Friday, August 3, 2012

5 Suggestions for Sports for the Next Summer Olympics

I have become rather bored with the selection of athletic competitions in the 2012 Summer Games. Not that I am surprised by this. I think the Olympics have regressed in their "excitement" value as time has passed. I'm sure the first games were much more tantalizing with tanned, naked sportsmen running around with nothing but laurels atop their heads and motivated by the threat of death by lion if they lost. As a way of spicing it up, I have some suggestions for awesome competions to add to the lineup of boring for 2016. Of course, some might not agree with my choices, but, then again, some people also eat bugs for dinner. I don't judge.

1.) Rap Battles: It would be so much fun to watch the world's elite rap artists battle it out on the Olympic Stage. So much potential here. I'm thinking Gold, Silver and Bronze grillz for the winners would be a nice touch. The losers serve 5-10 years. The only drawback is that it would be hard for, say, an American and a Frenchman to understand eachother enough to compete, unless they wear those UN headsets that provide simultaneous translations. Though if a Frenchman is speaking, he probably isn't saying anything of value anyway. At a minimum, I think we can all agree that seeing 50 Cent in the opening ceremony costume would be brilliant! Observe...



2.) Eating competition: What better way to add an element of popular culture to the Olympics. It's about time that those few who can swallow 10 pounds of food in 5 minutes receive the respect they deserve. Adam Richmond could even provide play by play commentary. It's time we are honest with ourselves and admit that gluttony is here to stay. Why not celebrate that fact? The best part: Instead of a podium, the winners could simply stand on the stomachs of the losers!

3.) Extreme Couponing: Whoever says that couponing is not a contact sport should talk to the soccer mom who was stabbed with a pair of safety scissors over a $0.25 Little Debbie Snack Cake coupon. Oh the humanity. This competition would provide homemakers the false hope that their lives are actually interesting and worthy of world attention. Such hope would in turn keep them from suffering depression and becoming alcoholics and/or Xanax abusers. Competitors would naturally be disqualified for using uber sharp scissors and prison made shanks. Prior to this, the only competition that even remotely utilized the skills of homemakers was Curling, where they sweep ice (fun........). It took me 2 hours to think of the name of that "sport", an obvious indication that it lacks widespread appeal.

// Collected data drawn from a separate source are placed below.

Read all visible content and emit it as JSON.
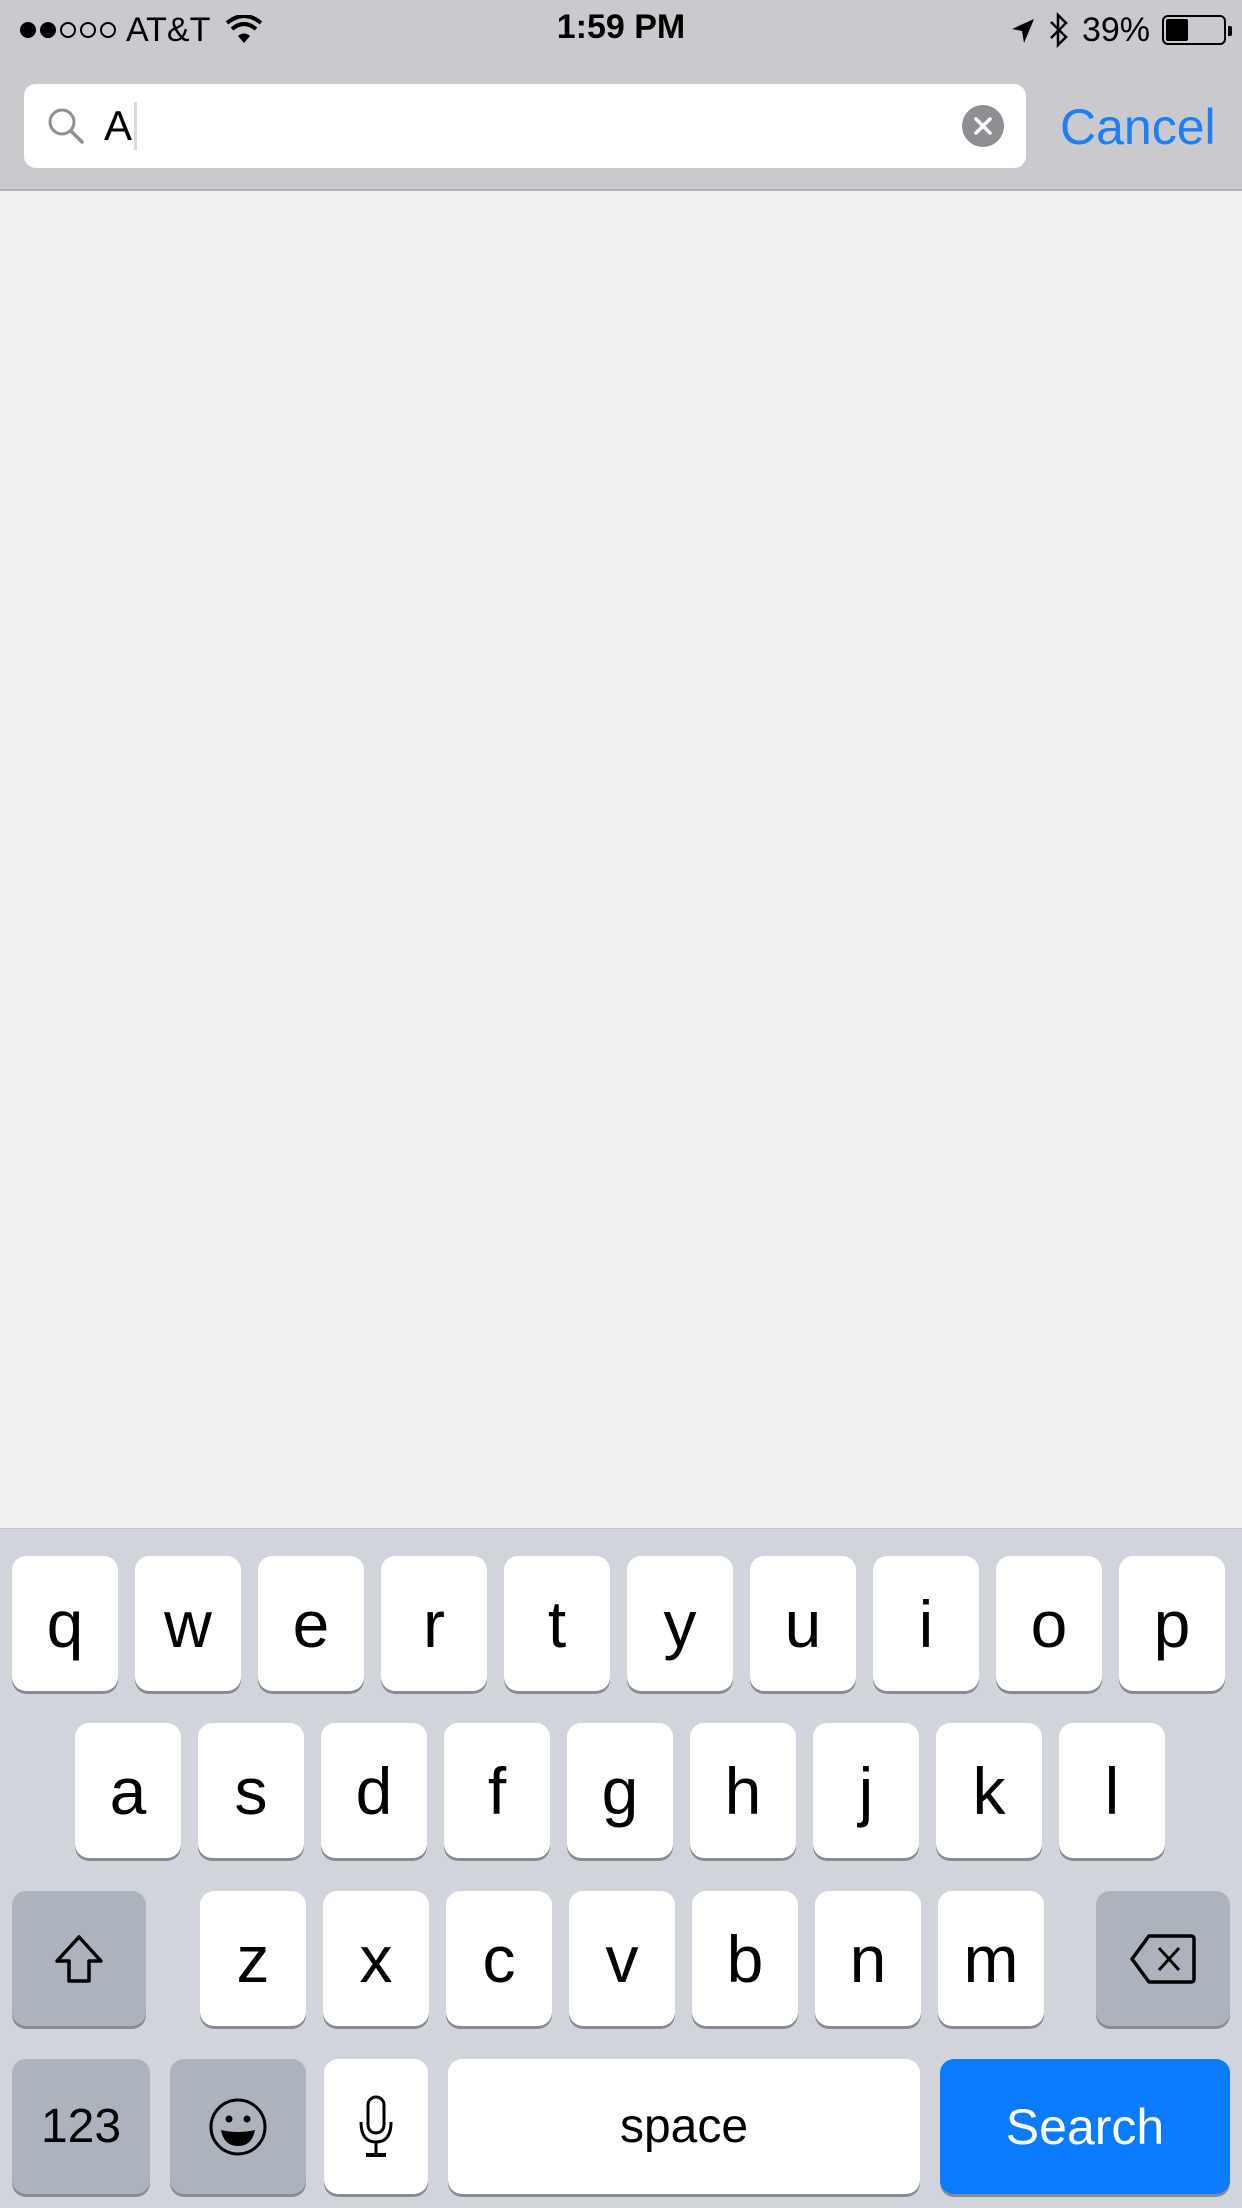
{
  "status_bar": {
    "signal_filled": 2,
    "signal_total": 5,
    "carrier": "AT&T",
    "time": "1:59 PM",
    "battery_percent_label": "39%",
    "battery_level": 0.39,
    "icons": [
      "wifi-icon",
      "location-arrow-icon",
      "bluetooth-icon",
      "battery-icon"
    ]
  },
  "search": {
    "value": "A",
    "cancel_label": "Cancel",
    "accent_color": "#1b7ff5"
  },
  "keyboard": {
    "row1": [
      "q",
      "w",
      "e",
      "r",
      "t",
      "y",
      "u",
      "i",
      "o",
      "p"
    ],
    "row2": [
      "a",
      "s",
      "d",
      "f",
      "g",
      "h",
      "j",
      "k",
      "l"
    ],
    "row3": [
      "z",
      "x",
      "c",
      "v",
      "b",
      "n",
      "m"
    ],
    "numbers_label": "123",
    "space_label": "space",
    "return_label": "Search",
    "return_color": "#0a7aff"
  }
}
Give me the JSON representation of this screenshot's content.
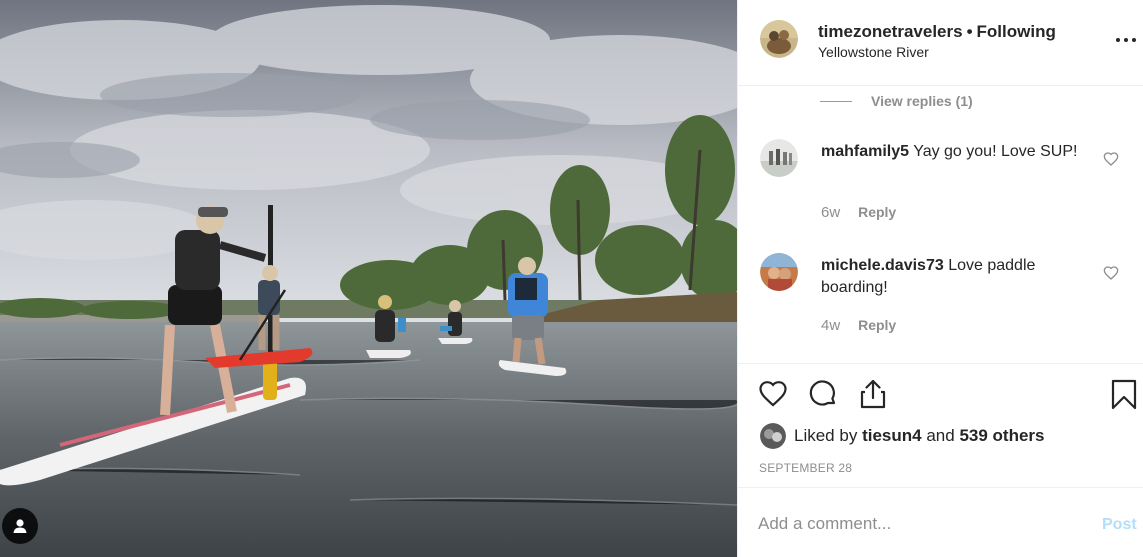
{
  "post": {
    "username": "timezonetravelers",
    "separator": "•",
    "follow_status": "Following",
    "location": "Yellowstone River",
    "photo_description": "Paddle boarders on the Yellowstone River",
    "tag_icon": "person-icon"
  },
  "replies_toggle": "View replies (1)",
  "comments": [
    {
      "username": "mahfamily5",
      "text": "Yay go you! Love SUP!",
      "time": "6w",
      "reply": "Reply"
    },
    {
      "username": "michele.davis73",
      "text": "Love paddle boarding!",
      "time": "4w",
      "reply": "Reply"
    }
  ],
  "actions": {
    "like_icon": "heart-icon",
    "comment_icon": "comment-icon",
    "share_icon": "share-icon",
    "save_icon": "bookmark-icon"
  },
  "likes": {
    "prefix": "Liked by",
    "user": "tiesun4",
    "and": "and",
    "others": "539 others"
  },
  "date": "SEPTEMBER 28",
  "comment_box": {
    "placeholder": "Add a comment...",
    "post_label": "Post"
  },
  "colors": {
    "post_disabled": "#b2dffc",
    "muted_text": "#8e8e8e",
    "primary_text": "#262626"
  }
}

4.) Beer Pong: If anyone has ever been to Oktoberfest, you will note that there is nothing that brings people of different cultures, religions, nationalities, and ethnicities together better than Beer. Seriously, I tried to keep track of the number of different nationalities I was either kissed by, hugged by, or proposed to when I attended and I lost track at 15. In hindsight I should have taken a particular someone up on his offer of marriage and a goat, but I digress. As an added benefit, Beer Pong would completely bring the games back to their amateur glory days as who better to represent their countries than teams of Co-Eds? I thought alternatively of suggesting Cow Tipping, but I think India would have a huge problem with that.

5.) Kama Sutra: Yes, I saved the best suggestion for last. This would be the hottest ticket in town and the hardest one to get! Furthermore, what says exceptionalism more than successfully undertaking 200 different "positions" in 10 minutes. Could you imagine a more amazing fete of athleticism requiring such endurance, stamina and flexibility?? No, of course you can't. Additionally, this is an event that is both entertaining and pedagogic. Unless you are a nun, priest, monk, or are otherwise celibate. Oh and did I mention the prizes would be Gold, Silver and Bronze tassels (which would have obvious tax benefits for the Americans, should they win).

And finally, not a sport but rather more of an innovation: Kim Kardashian should be the pommel horse for the gymnastics competition. Just ponder that for a hot minute.